MIME Types

From SwinBrain


About MIME Content Types

"MIME types", "MIME Media Types" or more correctly "MIME content types", are a small part of the larger MIME internet standard. The Multipurpose Internet Mail Extension (MIME) standards are a vital part of the email we are all used to (SMTP/MIME), and the standards makes it possible for use to encode content, add email attachements and break messages into different parts.

MIME content types are written as type/subtype pairs (eg. text/html), and because this method of identifying different file types existed before the birth of the web, it was a good choice to use in identifying file and content types in HTTP and HTML. Any text type can also have an additional character set (charset) value.

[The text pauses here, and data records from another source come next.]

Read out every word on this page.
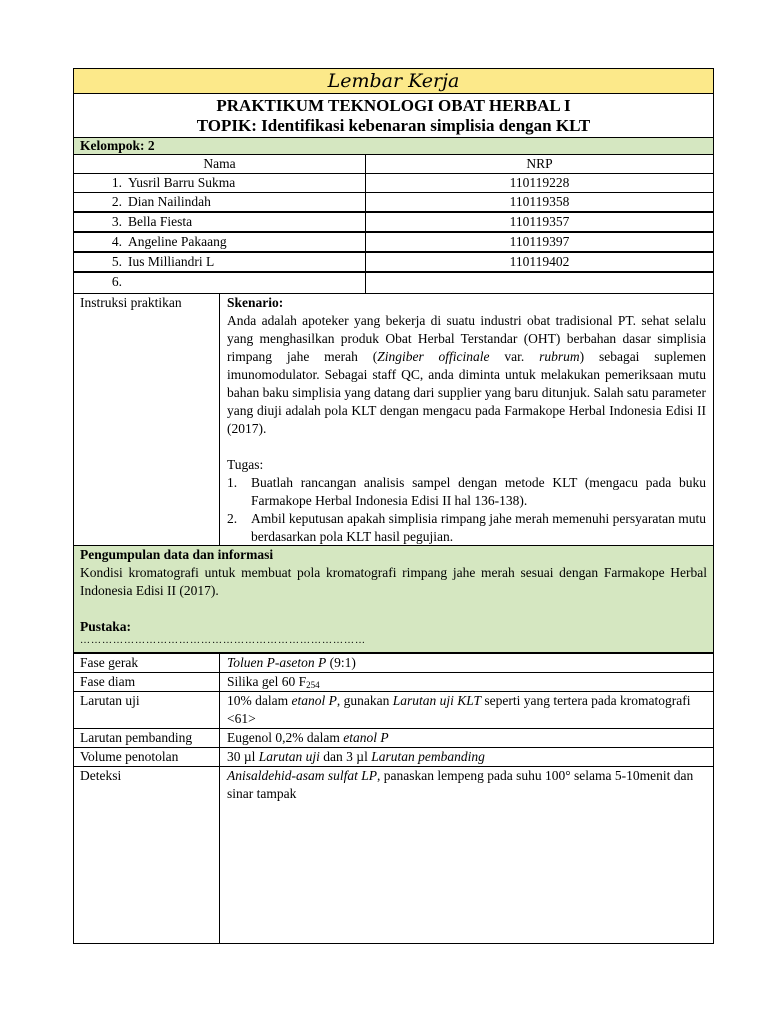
Lembar Kerja
PRAKTIKUM TEKNOLOGI OBAT HERBAL I
TOPIK: Identifikasi kebenaran simplisia dengan KLT
Kelompok: 2
Nama	NRP
1. Yusril Barru Sukma	110119228
2. Dian Nailindah	110119358
3. Bella Fiesta	110119357
4. Angeline Pakaang	110119397
5. Ius Milliandri L	110119402
6.
Instruksi praktikan	Skenario:
Anda adalah apoteker yang bekerja di suatu industri obat tradisional PT. sehat selalu yang menghasilkan produk Obat Herbal Terstandar (OHT) berbahan dasar simplisia rimpang jahe merah (Zingiber officinale var. rubrum) sebagai suplemen imunomodulator. Sebagai staff QC, anda diminta untuk melakukan pemeriksaan mutu bahan baku simplisia yang datang dari supplier yang baru ditunjuk. Salah satu parameter yang diuji adalah pola KLT dengan mengacu pada Farmakope Herbal Indonesia Edisi II (2017).
Tugas:
1. Buatlah rancangan analisis sampel dengan metode KLT (mengacu pada buku Farmakope Herbal Indonesia Edisi II hal 136-138).
2. Ambil keputusan apakah simplisia rimpang jahe merah memenuhi persyaratan mutu berdasarkan pola KLT hasil pegujian.
Pengumpulan data dan informasi
Kondisi kromatografi untuk membuat pola kromatografi rimpang jahe merah sesuai dengan Farmakope Herbal Indonesia Edisi II (2017).
Pustaka:
……………………………………………………………………
Fase gerak	Toluen P-aseton P (9:1)
Fase diam	Silika gel 60 $F_{254}$
Larutan uji	10% dalam etanol P, gunakan Larutan uji KLT seperti yang tertera pada kromatografi <61>
Larutan pembanding	Eugenol 0,2% dalam etanol P
Volume penotolan	30 µl Larutan uji dan 3 µl Larutan pembanding
Deteksi	Anisaldehid-asam sulfat LP, panaskan lempeng pada suhu 100° selama 5-10menit dan sinar tampak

The Internet Assigned Numbers Authority (IANA) keeps lists of registered MIME content types (http://www.iana.org/assignments/media-types/):

Common Internet/Web Related MIME Content Types

MIME Type/Subtype File Extension Description
text/html .html .htm Good ole HTML
text/css .css Cascading Style Sheet
text/javascript .js JavaScript
image/gif .gif GIF
image/jpeg .jpg .jpeg JPEG
image/png .png PNG
audio/x-wav .wav WAV (AVI audio only)
audio/x-mpeg .mp3 MP3 (Actually MPEG 1 Layer III audio)
video/quicktime .mov Apple QuickTime
video/x-mpeg .mpg MPEG video
application/pdf .pdf Adobe Portable Document Format

MIME and XHTML Documents

So what should we do with XHTML documents, given that they are actually XML (an "application of XML")? Here's a quote from the W3C specs at http://www.w3.org/TR/xhtml-media-types/

... In summary, 'application/xhtml+xml' SHOULD be used for XHTML Family documents, and the use of 'text/html' SHOULD be limited to HTML-compatible XHTML 1.0 documents. 'application/xml' and 'text/xml' MAY also be used, but whenever appropriate, 'application/xhtml+xml' SHOULD be used rather than those generic XML media types.